Import the ECG data to a data frame

The function read_ecg imports the ECG data stored in a csv file to a data frame in R.

read_ecg <- function(NAME="filename") {
  ecg_file <- NAME
  ecg <- read.csv(ecg_file, stringsAsFactors=FALSE)
  if (length(ecg) == 2) {
    names(ecg) <- c("datetimems", "measurement")
  } else {
    ecg <- ecg[, c(length(ecg) - 1, length(ecg))]
    names(ecg) <- c("datetimems", "measurement")
  }
  return(ecg)
}

The input argument of the function is the character string of the exact location of the csv file we want to import.

library(zephyrECG)
NAME <- system.file("extdata", "myECGData.csv", package="zephyrECG")
str(NAME)
##  chr "C:/R/Rlibs/zephyrECG/extdata/myECGData.csv"

The named csv file is then imported to the ecg data frame using the read.csv function.

ecg <- read.csv(NAME, stringsAsFactors=FALSE)
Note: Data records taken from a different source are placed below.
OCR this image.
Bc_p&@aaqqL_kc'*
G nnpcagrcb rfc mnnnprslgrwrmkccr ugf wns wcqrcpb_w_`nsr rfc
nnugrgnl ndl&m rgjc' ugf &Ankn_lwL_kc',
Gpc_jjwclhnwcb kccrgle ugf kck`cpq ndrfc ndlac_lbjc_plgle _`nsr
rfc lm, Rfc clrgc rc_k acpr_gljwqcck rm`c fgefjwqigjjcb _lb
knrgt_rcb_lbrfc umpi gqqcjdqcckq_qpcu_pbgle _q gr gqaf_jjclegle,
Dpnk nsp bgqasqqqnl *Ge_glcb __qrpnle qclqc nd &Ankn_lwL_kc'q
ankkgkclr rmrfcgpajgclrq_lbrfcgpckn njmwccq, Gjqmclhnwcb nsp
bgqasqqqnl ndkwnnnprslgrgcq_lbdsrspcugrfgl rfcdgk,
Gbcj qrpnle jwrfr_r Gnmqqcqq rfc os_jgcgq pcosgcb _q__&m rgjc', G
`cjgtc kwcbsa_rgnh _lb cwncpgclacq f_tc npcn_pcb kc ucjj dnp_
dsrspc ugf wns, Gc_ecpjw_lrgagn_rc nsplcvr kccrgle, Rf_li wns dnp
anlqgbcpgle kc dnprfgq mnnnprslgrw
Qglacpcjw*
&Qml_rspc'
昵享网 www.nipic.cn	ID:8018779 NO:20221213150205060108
Before returning the data frame to the environment the function also selects and names the relevan columns of the imported data. The incoming data may have either two or more columns, depending on whether it was generated by the Bioharness log downloader or by parsing a data stream.
The Bioharness log downloader parses the acquired ECG data into two columns with the first column containing timestamps and the second column containing ECG sensor values. In this case there is no further subsetting of the ecg data frame, only column names are set to "datetimems" and "measurement".
Data parsed from a data stream can have more than two columns, with additional columns containing meta data, e.g. device name, device address, etc. The timestamps and the ECG values are placed in the last two columns, respectively. Therfore, the ecg data frame is changed to a subset of its last two columns, which are also renamed to "datetimems" and "measurement".

if (length(ecg) == 2) {
  names(ecg) <- c("datetimems", "measurement")
} else {
  ecg <- ecg[, c(length(ecg) - 1, length(ecg))]
  names(ecg) <- c("datetimems", "measurement")
}